The diagnosis of your condition by a Mercy behavioral health provider is the next step. To be diagnosed with PTSD, you must have all of the following symptoms for at least one month:

  • At least one re-experiencing symptom (flashbacks, bad dreams or frightening thoughts)
  • At least one avoidance symptom (staying away from things associated with the trauma or avoiding thoughts about it)
  • At least two arousal and reactivity symptoms (tension, insomnia, easily startled or angry outbursts)
  • At least two cognition and mood symptoms (negative thoughts, loss of interest in enjoyable activities, memory loss relating to the trauma or distorted feelings of guilt

Mercy behavioral health professionals may perform additional psychological assessments to diagnose adult PTSD, which could include:

  • Perform a physical exam
  • Review your medical history and symptoms
  • Order lab work or other tests
  • Use screening tools to help with your diagnosis
  • Refer to the American Psychiatric Association’s guidelines for diagnosing behavioral health conditions

Screening and assessment for PTSD in children may also include:

  • Collecting information from a variety of perspectives (parents, teachers, caregivers, etc.)
  • Identifying the impact on the child’s current and future development

PTSD Treatment Options

At Mercy, we understand that partnering with family members results in better outcomes for our PTSD patients. Your Mercy care team will work with you and your family to develop an individualized treatment plan after receiving a diagnosis. Effective treatment for PTSD often includes psychotherapy (talk therapy) or medication. Watch for changes in your symptoms and behaviors throughout treatment for PTSD. Your Mercy provider will work with you to monitor treatment effectiveness, identify side effects and make adjustments over time.

  • Cognitive-behavioral therapy (CBT) - CBT for PTSD is highly effective as both short-term and long-term treatment. This type of therapy is focused on identifying, understanding and changing thinking and behavior patterns. It can be provided individually or in a group setting.
  • Eye Movement Desensitization and Reprocessing (EMDR) – Recalling traumatic memories while a specially trained therapist directs side-to-side eye movements or hand tapping to lessen pain from re-experiencing them
  • Child & Adolescent Therapy – Using talk therapy with family involvement to minimize additional trauma for the child
  • Integrative Therapies  Incorporating alternative therapies to the overall treatment plan, such as acupuncture, yoga, meditation and others

Anti-anxiety medications can help relieve PTSD symptoms and make therapy more effective. Certain serotonin reuptake inhibitors (SSRIs) are FDA-approved to treat adults with PTSD and are often the medication of choice. Talk with your Mercy behavioral health professional about the benefits and risks of these medications, as well as any other options that might be right for you.

  • Outpatient mental health programs  Most PTSD treatments are provided on an outpatient basis, allowing you to maintain work, social and family responsibilities. Outpatient treatment also lets family members play a more active role in supporting recovery.
  • Inpatient mental health programs  In cases where patients can’t reach their treatment goals and reduce symptoms as an outpatient, inpatient care may be required.

Turning to alcohol or drugs to self-manage PTSD only makes the condition worse and could lead to self-destructive behaviors. When you’re diagnosed with PTSD and dependent on drugs or alcohol, you’re considered to have a dual diagnosis. Your Mercy care team understands that a comprehensive treatment plan focused on the causes of PTSD will often include treatment for drug or alcohol use.

 

While not all treatments are available in all areas, Mercy offers a variety of services across the communities we serve.
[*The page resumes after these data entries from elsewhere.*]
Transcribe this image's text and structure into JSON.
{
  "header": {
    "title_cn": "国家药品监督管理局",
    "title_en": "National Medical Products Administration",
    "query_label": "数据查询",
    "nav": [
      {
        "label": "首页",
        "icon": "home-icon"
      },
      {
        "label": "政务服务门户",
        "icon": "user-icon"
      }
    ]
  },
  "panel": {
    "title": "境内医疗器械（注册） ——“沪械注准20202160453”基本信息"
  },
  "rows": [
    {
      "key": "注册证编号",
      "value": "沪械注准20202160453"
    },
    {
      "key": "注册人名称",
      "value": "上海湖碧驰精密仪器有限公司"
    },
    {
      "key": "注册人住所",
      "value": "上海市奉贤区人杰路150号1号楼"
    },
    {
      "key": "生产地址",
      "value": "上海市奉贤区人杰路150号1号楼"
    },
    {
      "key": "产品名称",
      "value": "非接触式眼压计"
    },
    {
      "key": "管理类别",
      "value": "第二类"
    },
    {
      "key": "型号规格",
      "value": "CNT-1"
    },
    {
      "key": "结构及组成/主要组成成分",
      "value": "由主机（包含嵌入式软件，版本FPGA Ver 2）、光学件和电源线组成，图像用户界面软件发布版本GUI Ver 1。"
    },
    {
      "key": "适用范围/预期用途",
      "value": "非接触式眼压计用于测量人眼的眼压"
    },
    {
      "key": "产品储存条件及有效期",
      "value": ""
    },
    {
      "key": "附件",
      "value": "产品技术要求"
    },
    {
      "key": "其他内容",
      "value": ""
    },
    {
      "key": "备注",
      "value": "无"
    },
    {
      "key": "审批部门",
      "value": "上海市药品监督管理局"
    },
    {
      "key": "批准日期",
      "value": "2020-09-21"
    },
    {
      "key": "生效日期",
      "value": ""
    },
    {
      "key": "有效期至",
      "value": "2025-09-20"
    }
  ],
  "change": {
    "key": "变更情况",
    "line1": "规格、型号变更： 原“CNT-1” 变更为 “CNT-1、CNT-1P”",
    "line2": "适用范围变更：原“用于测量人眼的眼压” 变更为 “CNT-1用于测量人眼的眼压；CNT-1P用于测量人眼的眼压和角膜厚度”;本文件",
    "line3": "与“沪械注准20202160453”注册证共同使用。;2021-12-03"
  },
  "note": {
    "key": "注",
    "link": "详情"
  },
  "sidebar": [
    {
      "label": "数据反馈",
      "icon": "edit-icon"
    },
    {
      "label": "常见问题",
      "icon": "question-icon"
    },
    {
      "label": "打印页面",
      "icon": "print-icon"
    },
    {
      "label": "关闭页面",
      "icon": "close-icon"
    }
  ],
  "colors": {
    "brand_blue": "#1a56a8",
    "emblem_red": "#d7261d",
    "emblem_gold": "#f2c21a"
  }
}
Our behavioral health professionals can direct you to the best possible care.

Getting the right treatment is critical. Don’t let embarrassment prevent you from getting help for PTSD. Remember, 1 in 5 Americans is affected by mental illnesses, which are medical conditions like any other that require treatment to improve. At Mercy, you’ll receive care with dignity and respect. We’re dedicated to helping you return to a satisfying and healthy life.